The rear I/O also includes USB and console ports. ServeTheHome said it used the console connection after a firmware update stalled, allowing the reviewer to interrupt boot during recovery. That is the sort of port nobody wants to need and everybody should be glad exists.
The network layout includes WAN2, WAN1 and DMZ labels, two FortiLink-labeled ports and five LAN-labeled ports, making up 10 Ethernet ports in total. ServeTheHome noted that the ports are configurable, so the printed labels are defaults and deployment hints rather than hard physical roles.
Physical details for edge deployments
The FG-60F has side ventilation, bottom vents and rubber feet, according to ServeTheHome’s hardware walkthrough. One side also includes a lock point. For a small firewall meant to live outside a locked rack, that detail is more than cosmetic: the site framed physical retention as part of the edge-deployment problem, even if the immediate goal is just keeping the box in the building.
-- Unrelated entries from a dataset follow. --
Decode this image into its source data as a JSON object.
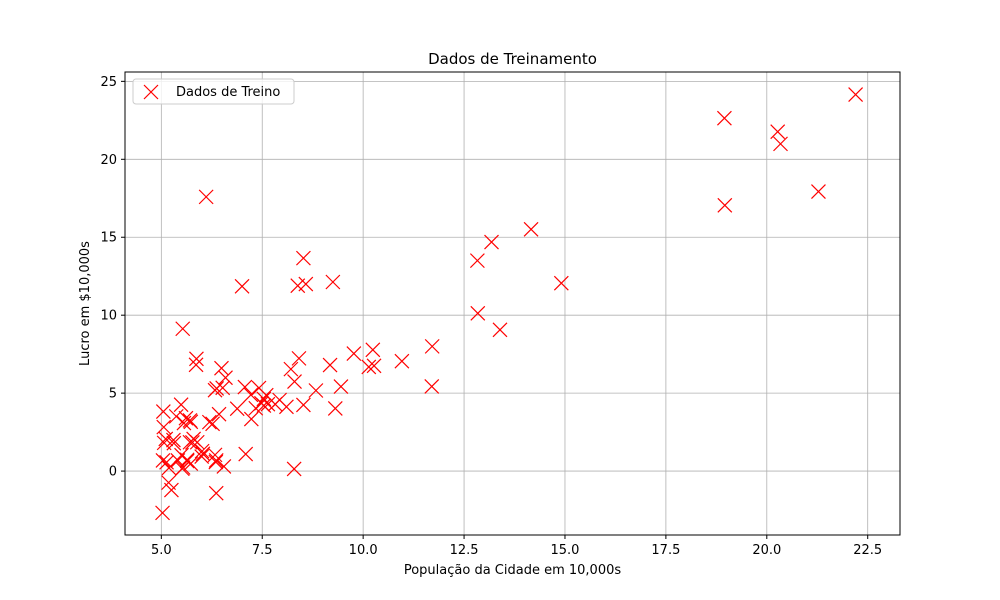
{
  "chart_data": {
    "type": "scatter",
    "title": "Dados de Treinamento",
    "xlabel": "População da Cidade em 10,000s",
    "ylabel": "Lucro em $10,000s",
    "xlim": [
      4.1,
      23.3
    ],
    "ylim": [
      -4.1,
      25.6
    ],
    "xticks": [
      5.0,
      7.5,
      10.0,
      12.5,
      15.0,
      17.5,
      20.0,
      22.5
    ],
    "xtick_labels": [
      "5.0",
      "7.5",
      "10.0",
      "12.5",
      "15.0",
      "17.5",
      "20.0",
      "22.5"
    ],
    "yticks": [
      0,
      5,
      10,
      15,
      20,
      25
    ],
    "ytick_labels": [
      "0",
      "5",
      "10",
      "15",
      "20",
      "25"
    ],
    "grid": true,
    "legend": {
      "position": "top-left",
      "entries": [
        "Dados de Treino"
      ]
    },
    "marker": "x",
    "color": "#ff0000",
    "series": [
      {
        "name": "Dados de Treino",
        "x": [
          6.11,
          5.53,
          8.52,
          7.0,
          5.86,
          8.38,
          7.48,
          8.58,
          6.49,
          5.05,
          5.71,
          14.16,
          5.73,
          8.41,
          5.64,
          5.37,
          6.37,
          5.13,
          6.43,
          7.07,
          6.19,
          20.27,
          5.49,
          6.33,
          5.56,
          18.95,
          12.83,
          10.96,
          13.18,
          22.2,
          5.25,
          6.59,
          9.25,
          5.89,
          8.21,
          7.93,
          8.1,
          5.61,
          12.84,
          6.35,
          5.41,
          6.88,
          11.71,
          5.77,
          7.82,
          7.09,
          5.07,
          5.8,
          11.7,
          5.54,
          7.54,
          5.31,
          7.42,
          7.6,
          6.03,
          6.33,
          6.36,
          6.27,
          5.64,
          9.31,
          9.45,
          8.83,
          5.18,
          21.28,
          14.91,
          18.96,
          7.22,
          8.3,
          10.24,
          5.5,
          20.34,
          10.14,
          7.34,
          6.01,
          7.23,
          5.03,
          6.55,
          7.54,
          5.04,
          10.27,
          5.11,
          5.73,
          5.19,
          6.36,
          9.77,
          6.52,
          8.52,
          9.18,
          6.0,
          5.52,
          5.06,
          5.71,
          7.64,
          5.87,
          5.3,
          8.29,
          13.39
        ],
        "y": [
          17.59,
          9.13,
          13.66,
          11.85,
          6.82,
          11.89,
          4.35,
          12.0,
          6.6,
          3.82,
          3.25,
          15.51,
          3.16,
          7.23,
          0.72,
          3.51,
          5.3,
          0.56,
          3.65,
          5.39,
          3.14,
          21.77,
          4.26,
          5.19,
          3.08,
          22.64,
          13.5,
          7.05,
          14.69,
          24.15,
          -1.22,
          5.99,
          12.13,
          1.85,
          6.54,
          4.56,
          4.12,
          3.39,
          10.12,
          0.58,
          0.68,
          4.0,
          8.0,
          1.84,
          4.29,
          1.09,
          1.81,
          2.06,
          5.43,
          0.23,
          4.63,
          1.79,
          5.33,
          4.87,
          1.11,
          1.04,
          -1.42,
          3.03,
          0.64,
          4.02,
          5.42,
          5.17,
          -0.74,
          17.93,
          12.05,
          17.05,
          4.89,
          5.74,
          7.78,
          1.02,
          20.99,
          6.68,
          4.03,
          1.28,
          3.34,
          -2.68,
          0.3,
          4.2,
          0.68,
          6.75,
          2.06,
          0.48,
          0.2,
          0.68,
          7.54,
          5.34,
          4.24,
          6.8,
          0.93,
          0.15,
          2.82,
          1.85,
          4.29,
          7.2,
          1.99,
          0.14,
          9.06
        ]
      }
    ]
  }
}
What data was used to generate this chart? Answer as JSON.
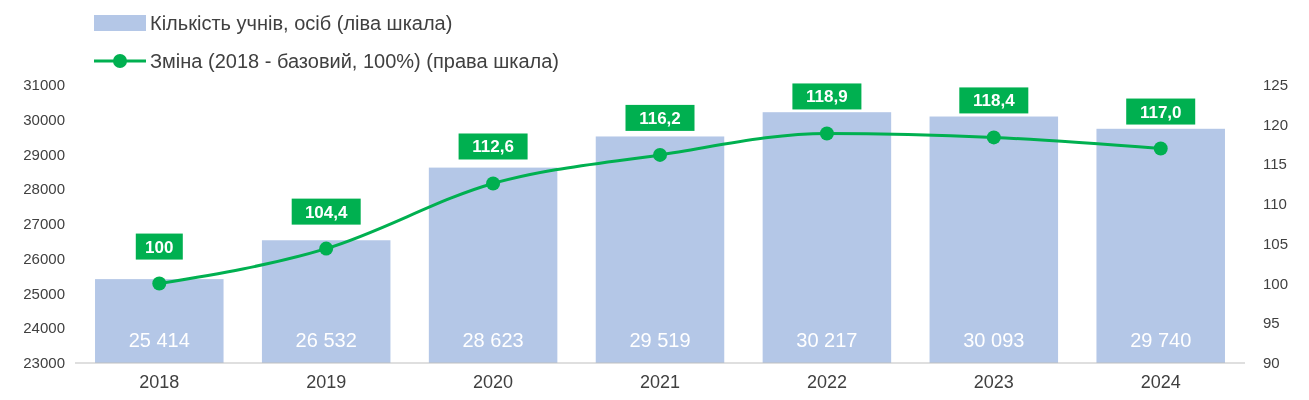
{
  "chart_data": {
    "type": "bar",
    "categories": [
      "2018",
      "2019",
      "2020",
      "2021",
      "2022",
      "2023",
      "2024"
    ],
    "series": [
      {
        "type": "bar",
        "name": "Кількість учнів, осіб (ліва шкала)",
        "color": "#b4c7e7",
        "values": [
          25414,
          26532,
          28623,
          29519,
          30217,
          30093,
          29740
        ],
        "value_labels": [
          "25 414",
          "26 532",
          "28 623",
          "29 519",
          "30 217",
          "30 093",
          "29 740"
        ]
      },
      {
        "type": "line",
        "axis": "y2",
        "name": "Зміна (2018 - базовий, 100%) (права шкала)",
        "color": "#00b050",
        "values": [
          100,
          104.4,
          112.6,
          116.2,
          118.9,
          118.4,
          117.0
        ],
        "value_labels": [
          "100",
          "104,4",
          "112,6",
          "116,2",
          "118,9",
          "118,4",
          "117,0"
        ]
      }
    ],
    "ylim": [
      23000,
      31000
    ],
    "yticks": [
      23000,
      24000,
      25000,
      26000,
      27000,
      28000,
      29000,
      30000,
      31000
    ],
    "y2lim": [
      90,
      125
    ],
    "y2ticks": [
      90,
      95,
      100,
      105,
      110,
      115,
      120,
      125
    ],
    "legend": "top left",
    "marker": "circle"
  }
}
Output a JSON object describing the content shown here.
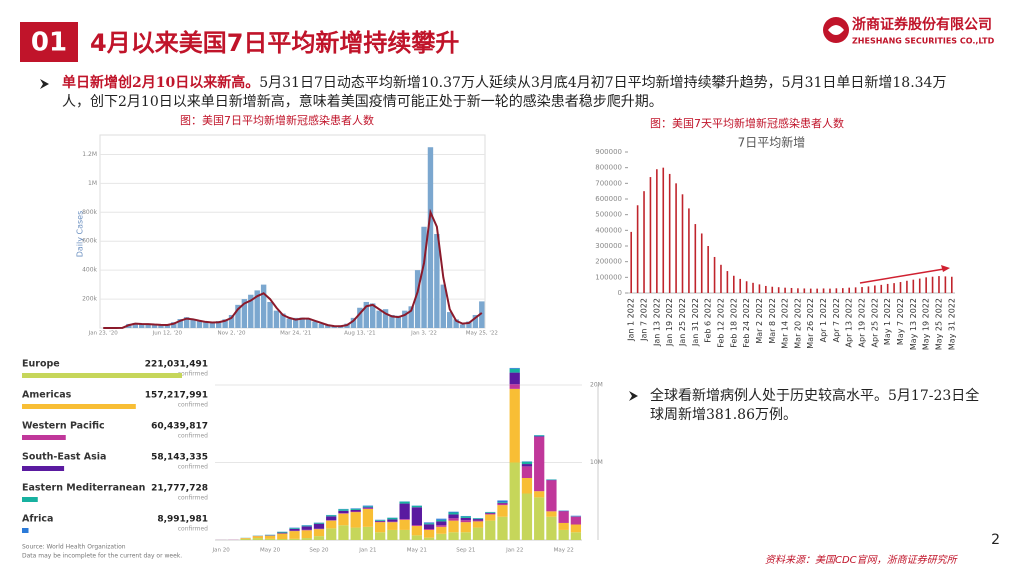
{
  "header": {
    "number": "01",
    "title": "4月以来美国7日平均新增持续攀升",
    "company": "浙商证券股份有限公司",
    "company_en": "ZHESHANG SECURITIES CO.,LTD"
  },
  "bullets": [
    {
      "bold": "单日新增创2月10日以来新高。",
      "text": "5月31日7日动态平均新增10.37万人延续从3月底4月初7日平均新增持续攀升趋势，5月31日单日新增18.34万人，创下2月10日以来单日新增新高，意味着美国疫情可能正处于新一轮的感染患者稳步爬升期。"
    },
    {
      "text": "全球看新增病例人处于历史较高水平。5月17-23日全球周新增381.86万例。"
    }
  ],
  "footer": {
    "source": "资料来源：美国CDC官网，浙商证券研究所",
    "page": "2"
  },
  "chart_data": [
    {
      "type": "bar_line",
      "caption": "图：美国7日平均新增新冠感染患者人数",
      "y_label": "Daily Cases",
      "categories": [
        "Jan 23, '20",
        null,
        null,
        null,
        null,
        null,
        null,
        null,
        null,
        null,
        "Jun 12, '20",
        null,
        null,
        null,
        null,
        null,
        null,
        null,
        null,
        null,
        "Nov 2, '20",
        null,
        null,
        null,
        null,
        null,
        null,
        null,
        null,
        null,
        "Mar 24, '21",
        null,
        null,
        null,
        null,
        null,
        null,
        null,
        null,
        null,
        "Aug 13, '21",
        null,
        null,
        null,
        null,
        null,
        null,
        null,
        null,
        null,
        "Jan 3, '22",
        null,
        null,
        null,
        null,
        null,
        null,
        null,
        null,
        "May 25, '22"
      ],
      "series": [
        {
          "kind": "bar",
          "color": "#7ba7cf",
          "values": [
            0,
            0,
            0,
            2000,
            28000,
            35000,
            30000,
            25000,
            28000,
            20000,
            25000,
            40000,
            62000,
            75000,
            55000,
            48000,
            45000,
            35000,
            48000,
            60000,
            90000,
            160000,
            200000,
            230000,
            260000,
            300000,
            180000,
            120000,
            100000,
            65000,
            70000,
            72000,
            60000,
            45000,
            30000,
            22000,
            10000,
            18000,
            30000,
            70000,
            140000,
            180000,
            170000,
            120000,
            130000,
            90000,
            85000,
            120000,
            150000,
            400000,
            700000,
            1250000,
            650000,
            300000,
            110000,
            60000,
            25000,
            45000,
            90000,
            184000
          ]
        },
        {
          "kind": "line",
          "color": "#8b1a2b",
          "values": [
            0,
            0,
            0,
            1000,
            20000,
            30000,
            28000,
            27000,
            24000,
            22000,
            21000,
            30000,
            50000,
            65000,
            60000,
            50000,
            42000,
            38000,
            40000,
            50000,
            70000,
            130000,
            170000,
            190000,
            220000,
            240000,
            200000,
            140000,
            90000,
            70000,
            58000,
            65000,
            65000,
            50000,
            35000,
            20000,
            13000,
            12000,
            20000,
            50000,
            100000,
            150000,
            160000,
            130000,
            100000,
            80000,
            75000,
            90000,
            120000,
            250000,
            450000,
            800000,
            700000,
            350000,
            130000,
            50000,
            30000,
            35000,
            70000,
            104000
          ]
        }
      ],
      "ylim": [
        0,
        1300000
      ],
      "yticks": [
        {
          "value": 200000,
          "label": "200k"
        },
        {
          "value": 400000,
          "label": "400k"
        },
        {
          "value": 600000,
          "label": "600k"
        },
        {
          "value": 800000,
          "label": "800k"
        },
        {
          "value": 1000000,
          "label": "1M"
        },
        {
          "value": 1200000,
          "label": "1.2M"
        }
      ],
      "grid": true
    },
    {
      "type": "bar",
      "caption": "图：美国7天平均新增新冠感染患者人数",
      "title": "7日平均新增",
      "color": "#c0242c",
      "categories": [
        "Jan 1 2022",
        null,
        "Jan 7 2022",
        null,
        "Jan 13 2022",
        null,
        "Jan 19 2022",
        null,
        "Jan 25 2022",
        null,
        "Jan 31 2022",
        null,
        "Feb 6 2022",
        null,
        "Feb 12 2022",
        null,
        "Feb 18 2022",
        null,
        "Feb 24 2022",
        null,
        "Mar 2 2022",
        null,
        "Mar 8 2022",
        null,
        "Mar 14 2022",
        null,
        "Mar 20 2022",
        null,
        "Mar 26 2022",
        null,
        "Apr 1 2022",
        null,
        "Apr 7 2022",
        null,
        "Apr 13 2022",
        null,
        "Apr 19 2022",
        null,
        "Apr 25 2022",
        null,
        "May 1 2022",
        null,
        "May 7 2022",
        null,
        "May 13 2022",
        null,
        "May 19 2022",
        null,
        "May 25 2022",
        null,
        "May 31 2022"
      ],
      "values": [
        390000,
        560000,
        650000,
        740000,
        790000,
        800000,
        760000,
        700000,
        630000,
        540000,
        440000,
        380000,
        300000,
        230000,
        180000,
        140000,
        110000,
        90000,
        75000,
        65000,
        55000,
        45000,
        40000,
        37000,
        34000,
        32000,
        30000,
        29000,
        28000,
        28000,
        29000,
        28000,
        30000,
        31000,
        34000,
        36000,
        38000,
        42000,
        48000,
        52000,
        58000,
        63000,
        70000,
        78000,
        85000,
        92000,
        100000,
        104000,
        108000,
        106000,
        103700
      ],
      "ylim": [
        0,
        900000
      ],
      "yticks": [
        0,
        100000,
        200000,
        300000,
        400000,
        500000,
        600000,
        700000,
        800000,
        900000
      ],
      "grid": false
    },
    {
      "type": "hbar",
      "categories": [
        "Europe",
        "Americas",
        "Western Pacific",
        "South-East Asia",
        "Eastern Mediterranean",
        "Africa"
      ],
      "values": [
        221031491,
        157217991,
        60439817,
        58143335,
        21777728,
        8991981
      ],
      "value_labels": [
        "221,031,491",
        "157,217,991",
        "60,439,817",
        "58,143,335",
        "21,777,728",
        "8,991,981"
      ],
      "unit_label": "confirmed",
      "colors": [
        "#c6d65a",
        "#f8be35",
        "#c0379a",
        "#5a1aa0",
        "#17b1a0",
        "#2b7ad8"
      ],
      "source": "Source: World Health Organization",
      "note": "Data may be incomplete for the current day or week."
    },
    {
      "type": "stacked_bar",
      "categories": [
        "Jan 20",
        null,
        null,
        null,
        "May 20",
        null,
        null,
        null,
        "Sep 20",
        null,
        null,
        null,
        "Jan 21",
        null,
        null,
        null,
        "May 21",
        null,
        null,
        null,
        "Sep 21",
        null,
        null,
        null,
        "Jan 22",
        null,
        null,
        null,
        "May 22",
        null
      ],
      "series": [
        {
          "color": "#c6d65a",
          "values": [
            0,
            0,
            150000,
            250000,
            150000,
            130000,
            150000,
            250000,
            500000,
            1500000,
            1900000,
            1600000,
            1700000,
            1000000,
            1300000,
            1300000,
            600000,
            300000,
            800000,
            1000000,
            1000000,
            1600000,
            2500000,
            3000000,
            10000000,
            6000000,
            5500000,
            3000000,
            1300000,
            1000000
          ]
        },
        {
          "color": "#f8be35",
          "values": [
            0,
            0,
            100000,
            250000,
            400000,
            700000,
            1000000,
            1000000,
            900000,
            1000000,
            1500000,
            2000000,
            2300000,
            1300000,
            1000000,
            1300000,
            1200000,
            1000000,
            900000,
            1500000,
            1300000,
            800000,
            800000,
            1500000,
            9500000,
            2000000,
            800000,
            700000,
            900000,
            1000000
          ]
        },
        {
          "color": "#c0379a",
          "values": [
            10000,
            20000,
            10000,
            20000,
            20000,
            20000,
            40000,
            60000,
            50000,
            50000,
            70000,
            80000,
            100000,
            60000,
            60000,
            100000,
            120000,
            120000,
            200000,
            300000,
            250000,
            100000,
            100000,
            200000,
            600000,
            1500000,
            7000000,
            4000000,
            1500000,
            1000000
          ]
        },
        {
          "color": "#5a1aa0",
          "values": [
            0,
            0,
            0,
            10000,
            40000,
            100000,
            250000,
            450000,
            650000,
            500000,
            300000,
            200000,
            120000,
            100000,
            300000,
            2000000,
            2300000,
            600000,
            500000,
            500000,
            300000,
            200000,
            100000,
            100000,
            1500000,
            300000,
            100000,
            50000,
            50000,
            50000
          ]
        },
        {
          "color": "#17b1a0",
          "values": [
            0,
            0,
            20000,
            30000,
            60000,
            100000,
            100000,
            100000,
            120000,
            150000,
            200000,
            150000,
            120000,
            100000,
            200000,
            250000,
            200000,
            150000,
            200000,
            250000,
            200000,
            100000,
            100000,
            100000,
            500000,
            300000,
            100000,
            50000,
            30000,
            30000
          ]
        },
        {
          "color": "#2b7ad8",
          "values": [
            0,
            0,
            0,
            0,
            10000,
            20000,
            50000,
            50000,
            30000,
            30000,
            40000,
            60000,
            100000,
            50000,
            30000,
            30000,
            30000,
            100000,
            150000,
            100000,
            50000,
            20000,
            20000,
            200000,
            100000,
            50000,
            30000,
            20000,
            30000,
            50000
          ]
        }
      ],
      "ylim": [
        0,
        24000000
      ],
      "yticks": [
        {
          "value": 10000000,
          "label": "10M"
        },
        {
          "value": 20000000,
          "label": "20M"
        }
      ],
      "grid": true
    }
  ]
}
ServeTheHome also pointed readers to Amazon availability, while warning buyers to choose the license and term bundle they need. That caveat matters with Fortinet appliances because the hardware is only one part of the purchase. The security services and support term determine what features and updates the owner actually gets.
The review does not turn the FG-60F into a mystery machine. Based on the hardware tour, it is a larger sibling to the FG-40F with more labeled network options, a fanless case, recovery-friendly console access and deployment-minded touches. The performance claims are tied to ServeTheHome’s Keysight CyPerf testing, but the supplied hardware details already show the appliance’s basic pitch: Fortinet built a compact gateway for places where one little white box is expected to be router, firewall and branch-office bouncer.
This story draws on original reporting from ServeTheHome.